My husband is 35 years old and works on road construction crews. He was recently diagnosed with Kienböck’s disease. What causes this?


Kienböck’s disease is most common in men who are manual laborers. It occurs between ages 30 and 40. The exact cause is still unclear. In all cases, there is a loss of blood supply to a bone in the wrist called the lunate. At first, doctors thought this was the result of a sprained wrist. The blood vessels to the lunate go through the ligament. Damage to the ligament disrupts the blood supply. Later, doctors noticed that most of the patients with Kienböck’s also had one bone (ulna) in the forearm shorter than the other. The lunate is in the center of the wrist. In this position, it gets a lot of force and stress with everyday activities. The forearm has two bones that connect to the lunate: the ulna and the radius.
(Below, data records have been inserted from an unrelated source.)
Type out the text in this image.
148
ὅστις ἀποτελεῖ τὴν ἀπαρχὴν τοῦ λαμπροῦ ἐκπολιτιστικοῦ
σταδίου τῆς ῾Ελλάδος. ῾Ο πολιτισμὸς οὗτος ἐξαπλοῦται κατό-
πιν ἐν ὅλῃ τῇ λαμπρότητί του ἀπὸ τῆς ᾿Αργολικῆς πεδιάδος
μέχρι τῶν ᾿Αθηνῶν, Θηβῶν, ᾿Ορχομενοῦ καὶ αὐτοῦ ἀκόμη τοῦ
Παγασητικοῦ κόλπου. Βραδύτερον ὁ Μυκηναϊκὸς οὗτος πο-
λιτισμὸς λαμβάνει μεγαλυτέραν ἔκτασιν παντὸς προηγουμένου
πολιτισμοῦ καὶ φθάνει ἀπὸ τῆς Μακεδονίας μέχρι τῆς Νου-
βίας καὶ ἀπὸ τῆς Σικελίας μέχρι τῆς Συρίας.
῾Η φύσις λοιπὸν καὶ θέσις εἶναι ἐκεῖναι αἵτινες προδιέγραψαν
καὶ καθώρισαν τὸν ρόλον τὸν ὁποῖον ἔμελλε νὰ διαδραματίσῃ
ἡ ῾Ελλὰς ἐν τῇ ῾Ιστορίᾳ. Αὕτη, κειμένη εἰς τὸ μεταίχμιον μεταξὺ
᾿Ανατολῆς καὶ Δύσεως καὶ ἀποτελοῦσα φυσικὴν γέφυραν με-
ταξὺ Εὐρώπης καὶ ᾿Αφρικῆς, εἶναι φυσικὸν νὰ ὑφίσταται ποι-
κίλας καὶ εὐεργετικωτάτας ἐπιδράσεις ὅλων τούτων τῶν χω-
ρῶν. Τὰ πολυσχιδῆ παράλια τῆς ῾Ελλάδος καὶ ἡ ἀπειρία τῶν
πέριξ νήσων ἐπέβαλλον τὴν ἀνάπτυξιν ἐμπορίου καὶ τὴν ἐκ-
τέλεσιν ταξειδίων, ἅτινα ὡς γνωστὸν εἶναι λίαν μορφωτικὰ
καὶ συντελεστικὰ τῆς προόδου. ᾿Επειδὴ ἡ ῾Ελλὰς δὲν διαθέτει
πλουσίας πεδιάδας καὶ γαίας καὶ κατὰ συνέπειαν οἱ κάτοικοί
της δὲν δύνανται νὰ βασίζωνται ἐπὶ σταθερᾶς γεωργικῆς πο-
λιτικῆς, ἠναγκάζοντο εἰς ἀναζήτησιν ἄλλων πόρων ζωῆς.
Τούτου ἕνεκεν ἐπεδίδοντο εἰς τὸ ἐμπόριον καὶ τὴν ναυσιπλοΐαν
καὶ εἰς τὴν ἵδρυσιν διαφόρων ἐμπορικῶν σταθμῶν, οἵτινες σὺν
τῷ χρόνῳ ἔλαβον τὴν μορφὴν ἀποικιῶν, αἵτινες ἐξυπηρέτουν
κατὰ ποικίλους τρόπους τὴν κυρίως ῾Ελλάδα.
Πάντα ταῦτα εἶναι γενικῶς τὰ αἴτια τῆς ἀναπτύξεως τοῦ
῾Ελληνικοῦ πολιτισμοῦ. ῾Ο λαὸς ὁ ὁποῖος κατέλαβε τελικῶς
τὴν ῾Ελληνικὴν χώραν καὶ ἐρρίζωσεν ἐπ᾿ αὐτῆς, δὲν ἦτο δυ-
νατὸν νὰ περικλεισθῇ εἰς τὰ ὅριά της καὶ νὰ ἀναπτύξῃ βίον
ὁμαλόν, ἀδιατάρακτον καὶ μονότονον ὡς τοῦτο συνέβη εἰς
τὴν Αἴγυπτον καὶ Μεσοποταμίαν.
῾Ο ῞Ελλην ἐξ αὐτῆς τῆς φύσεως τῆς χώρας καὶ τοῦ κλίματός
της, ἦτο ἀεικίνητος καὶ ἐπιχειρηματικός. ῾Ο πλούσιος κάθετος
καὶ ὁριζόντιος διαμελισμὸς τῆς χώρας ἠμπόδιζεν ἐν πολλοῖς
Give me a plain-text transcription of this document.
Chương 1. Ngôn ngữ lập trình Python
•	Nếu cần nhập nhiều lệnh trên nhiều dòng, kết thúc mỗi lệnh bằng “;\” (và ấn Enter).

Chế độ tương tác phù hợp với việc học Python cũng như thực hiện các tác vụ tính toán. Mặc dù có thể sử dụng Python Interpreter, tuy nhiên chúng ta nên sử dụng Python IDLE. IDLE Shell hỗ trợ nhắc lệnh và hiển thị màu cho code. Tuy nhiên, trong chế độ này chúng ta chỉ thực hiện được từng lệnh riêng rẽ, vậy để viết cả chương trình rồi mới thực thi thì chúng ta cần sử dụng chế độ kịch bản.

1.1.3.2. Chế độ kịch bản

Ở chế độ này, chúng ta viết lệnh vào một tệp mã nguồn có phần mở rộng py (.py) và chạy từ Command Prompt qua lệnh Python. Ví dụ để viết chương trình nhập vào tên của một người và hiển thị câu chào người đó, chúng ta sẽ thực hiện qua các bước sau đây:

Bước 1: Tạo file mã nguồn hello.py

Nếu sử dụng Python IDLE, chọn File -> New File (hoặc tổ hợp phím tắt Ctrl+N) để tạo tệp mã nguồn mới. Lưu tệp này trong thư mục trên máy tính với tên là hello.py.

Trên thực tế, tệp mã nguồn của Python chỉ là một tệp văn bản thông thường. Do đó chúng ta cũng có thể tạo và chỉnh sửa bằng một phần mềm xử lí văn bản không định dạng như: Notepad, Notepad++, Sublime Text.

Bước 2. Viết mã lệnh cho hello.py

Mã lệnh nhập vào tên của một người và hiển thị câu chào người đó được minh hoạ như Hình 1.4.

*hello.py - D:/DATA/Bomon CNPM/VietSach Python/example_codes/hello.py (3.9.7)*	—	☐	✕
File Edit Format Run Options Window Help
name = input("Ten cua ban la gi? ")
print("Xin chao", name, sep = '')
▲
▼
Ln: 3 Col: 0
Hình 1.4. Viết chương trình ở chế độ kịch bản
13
If the ulna is shorter than the radius, then even more force is placed on the lunate. This increases the risk of fracture and loss of blood supply. More recently, this change in the ulna has been seen as a risk factor, not the cause. It increases the chances of Kienböck’s disease, but it doesn’t cause it. It’s more likely that a fracture in the area of the lunate cuts off the blood supply. As medical technology improves, researchers will probably find the exact cause. David J. Ingle, DO, et al. Early Detection of Kienbock's Disease With MRI Treated By Revascularization With a Distal Radius Bone Graft. In Orthopedics. January 2003. Vol. 26. No. 1. Pp. 91-93.